The statement, signed by Gus Knowlden, Assistant Secretary for Press and Propaganda, indicated that Biney’s refusal is in violation of the party’s 2004 Constitution.

Biney was then ordered to submit himself to the Grievance and Ethics Committee of the party in three working days to show cause for his acts of insubordination and disrespect.

According to Taylor’s faction, Biney’s failure to do so would lead to his automatic expulsion.

But Biney’s faction, in a counter release on March  5, noted that the party was suspending Taylor and Mulbah for ‘convening an illegal and unconstitutional gathering’.

Biney’s  faction noted that the action by supporters of the two suspended officials constitutes a breach of Article 5 of the party’s constitution. 

Article 5, according to the Biney faction, provides that all executive committee meetings and national conventions are called and presided over by the national chairman. 

The faction also stated that Section  6 of the article  provides that all citations for meeting be duly authorized by the Secretary General of the party. 

“None of these constitutional requirements were obtained to qualify the meeting as being an NEC meeting,” the Biney faction said in its release.

The release was signed by Alexander O. Shannon, the party’s Assistant Secretary General and Charlyne A. Taylor, Vice Chair for inter-party Affairs, and approved by Biney as Chairman.

This latest rivalry, spurred by such disagreement, would have a far-reaching effect with barely eight months to the presidential and legislative elections.

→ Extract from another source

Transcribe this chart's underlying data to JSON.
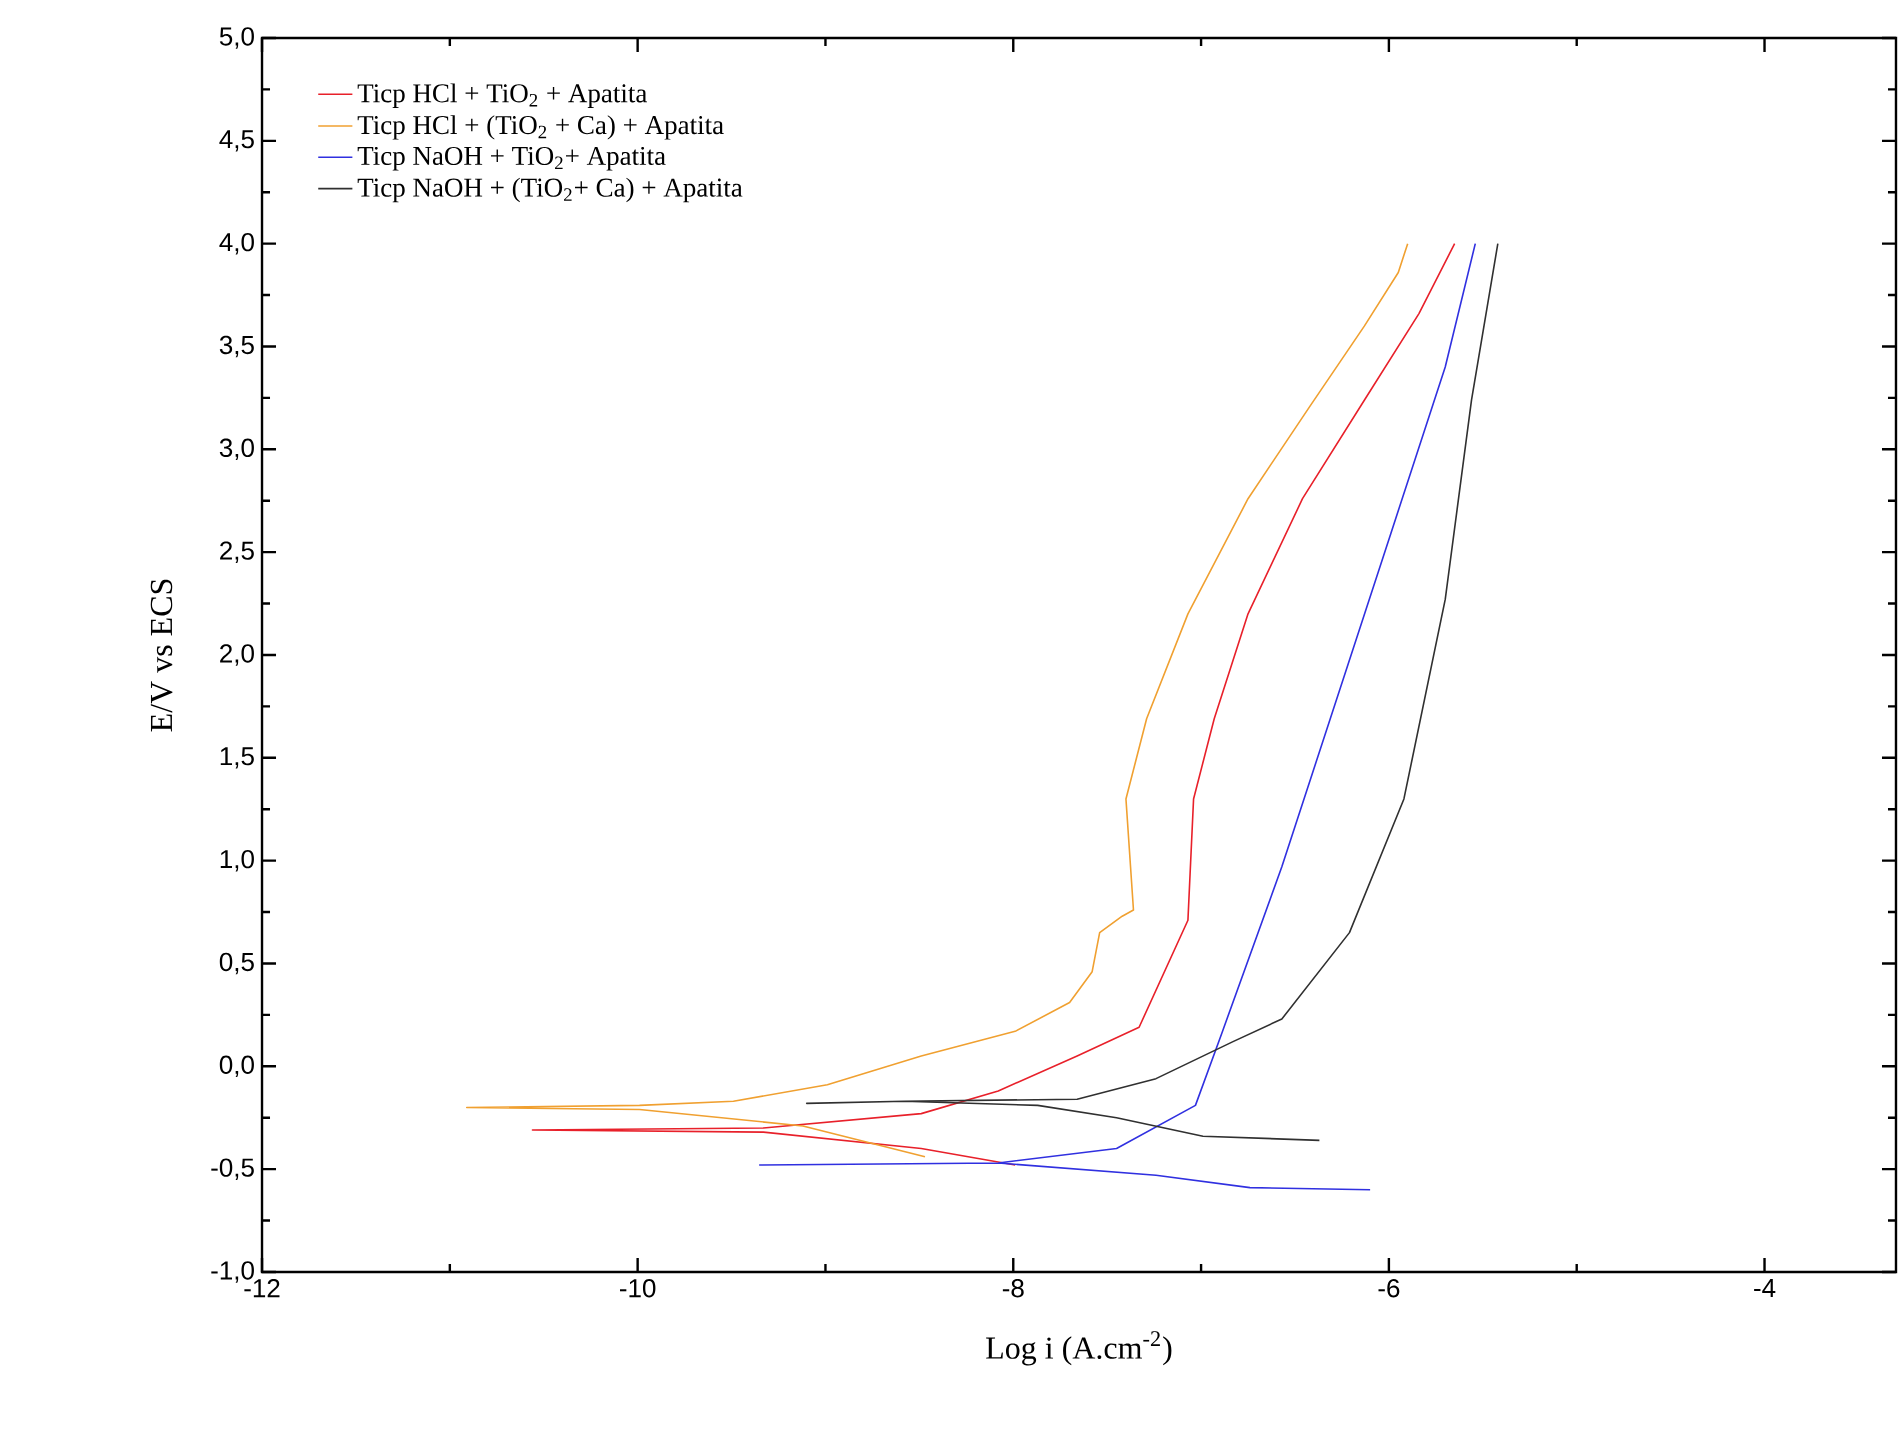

The CDC has been grappling with disunity among its ranks, especially with the NPP and the Liberia People Democratic Party (LPDP), who feel dissatisfied with the manner in which the coalition is being handled.

The LPDP, headed by former House Speaker Alex Tyler, has been reluctant to recommit itself to the CDC on grounds that the party has been ostracized since the coalition won the election six years ago.

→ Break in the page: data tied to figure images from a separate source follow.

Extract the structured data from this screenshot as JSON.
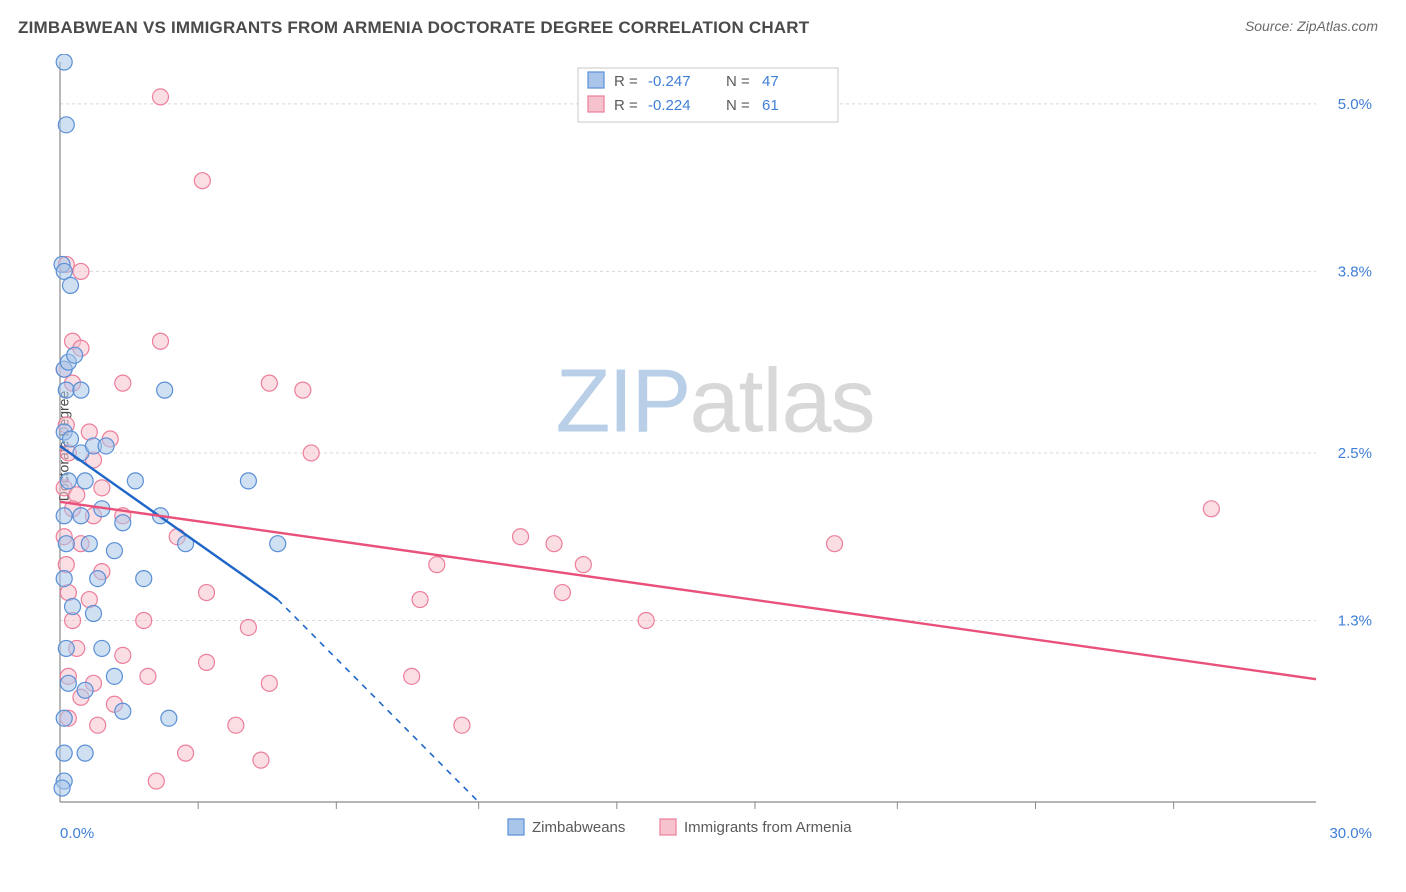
{
  "header": {
    "title": "ZIMBABWEAN VS IMMIGRANTS FROM ARMENIA DOCTORATE DEGREE CORRELATION CHART",
    "source": "Source: ZipAtlas.com"
  },
  "ylabel": "Doctorate Degree",
  "watermark": {
    "pre": "ZIP",
    "post": "atlas"
  },
  "colors": {
    "blue_fill": "#a9c6ea",
    "blue_stroke": "#5a8fd6",
    "pink_fill": "#f6c2ce",
    "pink_stroke": "#ed7e9a",
    "blue_line": "#1e66c7",
    "pink_line": "#e9517a",
    "axis": "#8a8a8a",
    "grid": "#d8d8d8",
    "tick_text_blue": "#3f7fd6",
    "title_text": "#4a4a4a",
    "legend_text": "#5a5a5a",
    "stat_label": "#5a5a5a",
    "stat_value": "#3f7fd6",
    "background": "#ffffff"
  },
  "plot": {
    "x_min": 0.0,
    "x_max": 30.0,
    "y_min": 0.0,
    "y_max": 5.3,
    "y_ticks": [
      {
        "v": 1.3,
        "label": "1.3%"
      },
      {
        "v": 2.5,
        "label": "2.5%"
      },
      {
        "v": 3.8,
        "label": "3.8%"
      },
      {
        "v": 5.0,
        "label": "5.0%"
      }
    ],
    "x_start_label": "0.0%",
    "x_end_label": "30.0%",
    "x_tick_positions": [
      3.3,
      6.6,
      10.0,
      13.3,
      16.6,
      20.0,
      23.3,
      26.6
    ],
    "marker_radius": 8,
    "marker_opacity": 0.55
  },
  "stats_box": {
    "rows": [
      {
        "swatch": "blue",
        "r_label": "R =",
        "r": "-0.247",
        "n_label": "N =",
        "n": "47"
      },
      {
        "swatch": "pink",
        "r_label": "R =",
        "r": "-0.224",
        "n_label": "N =",
        "n": "61"
      }
    ]
  },
  "bottom_legend": [
    {
      "swatch": "blue",
      "label": "Zimbabweans"
    },
    {
      "swatch": "pink",
      "label": "Immigrants from Armenia"
    }
  ],
  "series": {
    "blue": {
      "regression": {
        "x1": 0.0,
        "y1": 2.55,
        "x2": 5.2,
        "y2": 1.45,
        "dash_to_x": 10.0,
        "dash_to_y": 0.0
      },
      "points": [
        [
          0.1,
          5.3
        ],
        [
          0.15,
          4.85
        ],
        [
          0.05,
          3.85
        ],
        [
          0.1,
          3.8
        ],
        [
          0.25,
          3.7
        ],
        [
          0.1,
          3.1
        ],
        [
          0.2,
          3.15
        ],
        [
          0.35,
          3.2
        ],
        [
          0.15,
          2.95
        ],
        [
          0.5,
          2.95
        ],
        [
          2.5,
          2.95
        ],
        [
          0.1,
          2.65
        ],
        [
          0.25,
          2.6
        ],
        [
          0.5,
          2.5
        ],
        [
          0.8,
          2.55
        ],
        [
          1.1,
          2.55
        ],
        [
          0.2,
          2.3
        ],
        [
          0.6,
          2.3
        ],
        [
          1.8,
          2.3
        ],
        [
          4.5,
          2.3
        ],
        [
          0.1,
          2.05
        ],
        [
          0.5,
          2.05
        ],
        [
          1.0,
          2.1
        ],
        [
          1.5,
          2.0
        ],
        [
          2.4,
          2.05
        ],
        [
          0.15,
          1.85
        ],
        [
          0.7,
          1.85
        ],
        [
          1.3,
          1.8
        ],
        [
          3.0,
          1.85
        ],
        [
          5.2,
          1.85
        ],
        [
          0.1,
          1.6
        ],
        [
          0.9,
          1.6
        ],
        [
          2.0,
          1.6
        ],
        [
          0.3,
          1.4
        ],
        [
          0.8,
          1.35
        ],
        [
          0.15,
          1.1
        ],
        [
          1.0,
          1.1
        ],
        [
          0.2,
          0.85
        ],
        [
          1.3,
          0.9
        ],
        [
          0.6,
          0.8
        ],
        [
          0.1,
          0.6
        ],
        [
          1.5,
          0.65
        ],
        [
          2.6,
          0.6
        ],
        [
          0.1,
          0.35
        ],
        [
          0.6,
          0.35
        ],
        [
          0.1,
          0.15
        ],
        [
          0.05,
          0.1
        ]
      ]
    },
    "pink": {
      "regression": {
        "x1": 0.0,
        "y1": 2.15,
        "x2": 30.0,
        "y2": 0.88
      },
      "points": [
        [
          2.4,
          5.05
        ],
        [
          3.4,
          4.45
        ],
        [
          0.15,
          3.85
        ],
        [
          0.5,
          3.8
        ],
        [
          0.3,
          3.3
        ],
        [
          0.5,
          3.25
        ],
        [
          2.4,
          3.3
        ],
        [
          0.1,
          3.1
        ],
        [
          0.3,
          3.0
        ],
        [
          1.5,
          3.0
        ],
        [
          5.0,
          3.0
        ],
        [
          5.8,
          2.95
        ],
        [
          0.15,
          2.7
        ],
        [
          0.7,
          2.65
        ],
        [
          1.2,
          2.6
        ],
        [
          0.2,
          2.5
        ],
        [
          0.8,
          2.45
        ],
        [
          6.0,
          2.5
        ],
        [
          0.1,
          2.25
        ],
        [
          0.4,
          2.2
        ],
        [
          1.0,
          2.25
        ],
        [
          0.3,
          2.1
        ],
        [
          0.8,
          2.05
        ],
        [
          1.5,
          2.05
        ],
        [
          27.5,
          2.1
        ],
        [
          0.1,
          1.9
        ],
        [
          0.5,
          1.85
        ],
        [
          2.8,
          1.9
        ],
        [
          11.0,
          1.9
        ],
        [
          11.8,
          1.85
        ],
        [
          18.5,
          1.85
        ],
        [
          0.15,
          1.7
        ],
        [
          1.0,
          1.65
        ],
        [
          9.0,
          1.7
        ],
        [
          12.5,
          1.7
        ],
        [
          0.2,
          1.5
        ],
        [
          0.7,
          1.45
        ],
        [
          3.5,
          1.5
        ],
        [
          8.6,
          1.45
        ],
        [
          12.0,
          1.5
        ],
        [
          0.3,
          1.3
        ],
        [
          2.0,
          1.3
        ],
        [
          4.5,
          1.25
        ],
        [
          14.0,
          1.3
        ],
        [
          0.4,
          1.1
        ],
        [
          1.5,
          1.05
        ],
        [
          3.5,
          1.0
        ],
        [
          0.2,
          0.9
        ],
        [
          0.8,
          0.85
        ],
        [
          2.1,
          0.9
        ],
        [
          5.0,
          0.85
        ],
        [
          8.4,
          0.9
        ],
        [
          0.5,
          0.75
        ],
        [
          1.3,
          0.7
        ],
        [
          0.2,
          0.6
        ],
        [
          0.9,
          0.55
        ],
        [
          4.2,
          0.55
        ],
        [
          9.6,
          0.55
        ],
        [
          3.0,
          0.35
        ],
        [
          4.8,
          0.3
        ],
        [
          2.3,
          0.15
        ]
      ]
    }
  }
}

The two constituent parties believe they have never been given the due recognition and have often been downplayed in the governance process evidenced by the failure of Pres. George Weah to appoint members of these parties to prominent government positions.

“The coalition is fractured, and no level of pretense can make things look alright when they are not,” Biney said at a press conference last year.

“Majority members of the CDC, with the exception of the Weah faction, are not satisfied. We, the NPP people, are not happy and I’m also hearing that the LPDP are even angrier than us,” Biney said. “So how can this coalition hold? It is not possible.”

The ruling coalition’s internal friction has been ongoing for some time now, but became more pronounced in Febuary, when the ruling coalition hosted its “One Million Rally” for the reelection and renomination of Weah.

On the day of the rally, which was Feb. 4, Biney and his faction boycotted. However, Taylor and her faction attended and, three days later, signed a new framework document with the Congress for Democratic Change (CDC), and  the Liberia People Democratic Party (LPDP) in the absence of Tyler, the party’s political leader who claimed to not be in the know.

It was Tyler’s party’s Chairman, Moses Kollie, who signed the document, claiming it met the approval of two-thirds membership of the executive committee. 

Taylor had signed the framework document despite calls from some counties and district coordinators of the party for her not to do so. The disenchanted coordinators made the plea days before the President's re-nomination ceremony — urging both her and chairman Biney to boycott the event.

With Biney having heeded their call,  the Vice President of Liberia, who is the Coalition’s standard bearer, did not.

Meanwhile, the Biney faction of the NPP noted in its statement on Sunday that VP Taylor and Mulbah’s action to have convened a kangaroo executive committee meeting over the weekend also represents defiance of a recent ruling handed down by the Supreme Court.

Taylor’s past scripts of convening what she referred to as executive committee meetings were prohibited by the Supreme Court.

The court also held that all NEC meetings conducted outside of the process and procedures laid down in the party’s constitution were illegal, unconstitutional, and illegitimate and decisions therefrom are illegal and reversible.